Он был слишком проворным. Он жил в три раза быстрее, чем она в своем сонном от лекарств, словно подводном мире. Уж не из-за ее ли рук, покрытых шрамами, ей никогда не давали взглянуть на себя в зеркало? Уж не пострадала ли она от пожара?
– Хотя, конечно же, причины могут быть и другими. Я внимательно штудирую вашу историю болезни, – впервые она обратила внимание на бумаги, которые доктор носил под мышкой. Он выложил их на стол: это ее прошлое было там разложено, бесстыдно, словно труп на столе прозектора. – Я узнал, что вы росли на спичечной фабрике, принадлежавшей вашему отцу, что после его кончины ею управлял опекун, до достижения совершеннолетия вами и вашим братом. Думается мне, что вы повидали немало древесины и огня там, на фабрике.

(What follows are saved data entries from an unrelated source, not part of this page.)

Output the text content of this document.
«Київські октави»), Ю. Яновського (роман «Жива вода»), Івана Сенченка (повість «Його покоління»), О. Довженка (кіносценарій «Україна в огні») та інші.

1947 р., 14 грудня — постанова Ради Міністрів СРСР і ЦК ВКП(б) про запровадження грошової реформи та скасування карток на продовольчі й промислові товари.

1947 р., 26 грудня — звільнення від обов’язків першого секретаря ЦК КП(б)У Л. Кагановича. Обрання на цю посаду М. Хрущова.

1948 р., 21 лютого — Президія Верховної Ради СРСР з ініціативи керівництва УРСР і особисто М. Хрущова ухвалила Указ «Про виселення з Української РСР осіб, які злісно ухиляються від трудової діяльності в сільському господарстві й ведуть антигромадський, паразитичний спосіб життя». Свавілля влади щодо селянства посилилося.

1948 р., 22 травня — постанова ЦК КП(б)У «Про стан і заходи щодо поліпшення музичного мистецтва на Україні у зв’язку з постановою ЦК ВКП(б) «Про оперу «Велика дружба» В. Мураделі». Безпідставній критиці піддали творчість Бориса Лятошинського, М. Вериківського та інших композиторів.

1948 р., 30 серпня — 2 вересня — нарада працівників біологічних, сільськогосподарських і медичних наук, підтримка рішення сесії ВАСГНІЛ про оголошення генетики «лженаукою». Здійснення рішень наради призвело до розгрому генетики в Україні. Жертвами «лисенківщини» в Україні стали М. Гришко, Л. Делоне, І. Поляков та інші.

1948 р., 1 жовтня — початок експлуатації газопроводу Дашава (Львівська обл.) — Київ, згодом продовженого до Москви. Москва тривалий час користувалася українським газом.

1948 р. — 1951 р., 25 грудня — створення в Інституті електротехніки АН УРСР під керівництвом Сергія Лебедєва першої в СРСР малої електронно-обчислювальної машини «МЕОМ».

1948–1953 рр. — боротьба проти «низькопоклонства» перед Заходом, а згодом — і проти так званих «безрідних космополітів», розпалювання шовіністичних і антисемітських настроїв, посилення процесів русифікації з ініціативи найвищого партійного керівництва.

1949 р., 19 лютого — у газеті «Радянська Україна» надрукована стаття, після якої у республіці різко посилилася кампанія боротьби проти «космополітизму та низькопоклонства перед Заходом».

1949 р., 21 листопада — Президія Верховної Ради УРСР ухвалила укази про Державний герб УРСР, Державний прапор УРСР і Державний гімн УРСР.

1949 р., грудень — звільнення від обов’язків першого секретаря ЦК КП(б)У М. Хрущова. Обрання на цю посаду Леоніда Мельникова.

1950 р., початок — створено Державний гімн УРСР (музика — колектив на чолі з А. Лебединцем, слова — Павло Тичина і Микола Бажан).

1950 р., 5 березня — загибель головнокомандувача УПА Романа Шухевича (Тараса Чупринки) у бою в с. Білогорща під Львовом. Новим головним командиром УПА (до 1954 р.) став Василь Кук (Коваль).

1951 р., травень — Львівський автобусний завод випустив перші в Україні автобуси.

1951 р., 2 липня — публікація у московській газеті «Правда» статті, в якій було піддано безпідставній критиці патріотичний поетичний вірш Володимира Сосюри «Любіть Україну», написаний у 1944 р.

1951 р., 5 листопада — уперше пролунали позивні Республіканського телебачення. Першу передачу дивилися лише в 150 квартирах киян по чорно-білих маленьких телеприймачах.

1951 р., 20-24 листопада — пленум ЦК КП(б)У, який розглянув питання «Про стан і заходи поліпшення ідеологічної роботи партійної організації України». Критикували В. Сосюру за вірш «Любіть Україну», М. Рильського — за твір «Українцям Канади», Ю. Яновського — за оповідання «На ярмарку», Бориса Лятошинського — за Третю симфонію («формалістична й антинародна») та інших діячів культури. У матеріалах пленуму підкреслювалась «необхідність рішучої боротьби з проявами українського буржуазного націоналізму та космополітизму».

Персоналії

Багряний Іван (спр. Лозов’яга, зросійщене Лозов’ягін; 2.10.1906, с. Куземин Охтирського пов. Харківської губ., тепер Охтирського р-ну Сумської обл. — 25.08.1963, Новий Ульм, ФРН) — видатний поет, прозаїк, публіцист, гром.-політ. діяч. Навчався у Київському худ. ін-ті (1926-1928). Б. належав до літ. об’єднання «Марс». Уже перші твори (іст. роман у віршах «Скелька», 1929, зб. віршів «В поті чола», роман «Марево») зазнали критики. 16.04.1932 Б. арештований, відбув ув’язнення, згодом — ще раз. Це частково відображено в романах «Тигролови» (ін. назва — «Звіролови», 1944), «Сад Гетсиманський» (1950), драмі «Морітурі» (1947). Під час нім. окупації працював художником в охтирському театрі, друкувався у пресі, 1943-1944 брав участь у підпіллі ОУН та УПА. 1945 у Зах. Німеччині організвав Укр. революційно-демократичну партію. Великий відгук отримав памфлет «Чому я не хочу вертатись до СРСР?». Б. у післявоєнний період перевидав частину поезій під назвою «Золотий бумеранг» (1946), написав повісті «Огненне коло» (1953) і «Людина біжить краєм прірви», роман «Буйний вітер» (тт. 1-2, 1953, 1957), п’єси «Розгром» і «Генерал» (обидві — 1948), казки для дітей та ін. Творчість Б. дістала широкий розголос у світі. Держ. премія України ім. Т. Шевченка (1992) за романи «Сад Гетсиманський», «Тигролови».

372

Как, и это тоже? Ничего сокровенного – он готов разворошить всё.
В ее сердце проникло сомнение, и доктор, должно быть, это заметил, потому что сказал:
– Я уверен, что вы понимаете: мною, моими исследованиями движет не праздное любопытство. Это не только желание вас вылечить – хотя я очень надеюсь, что сумею сделать и это тоже. Руководством больницы и полицией мне поручено составить рапорт. – Доктор взял со стола два листа бумаги и подошел ближе. – Когда вы только поступили сюда, ни у кого и мысли не было подвергать вас допросу. Слишком тяжкими были ваши ранения.
Он показал ей первый листок: вырезка из газеты с иллюстрацией. Зернистое изображение какой-то фигуры, замотанной в бинты, с темными пятнами там, где, очевидно, кровь просочилась сквозь ткань.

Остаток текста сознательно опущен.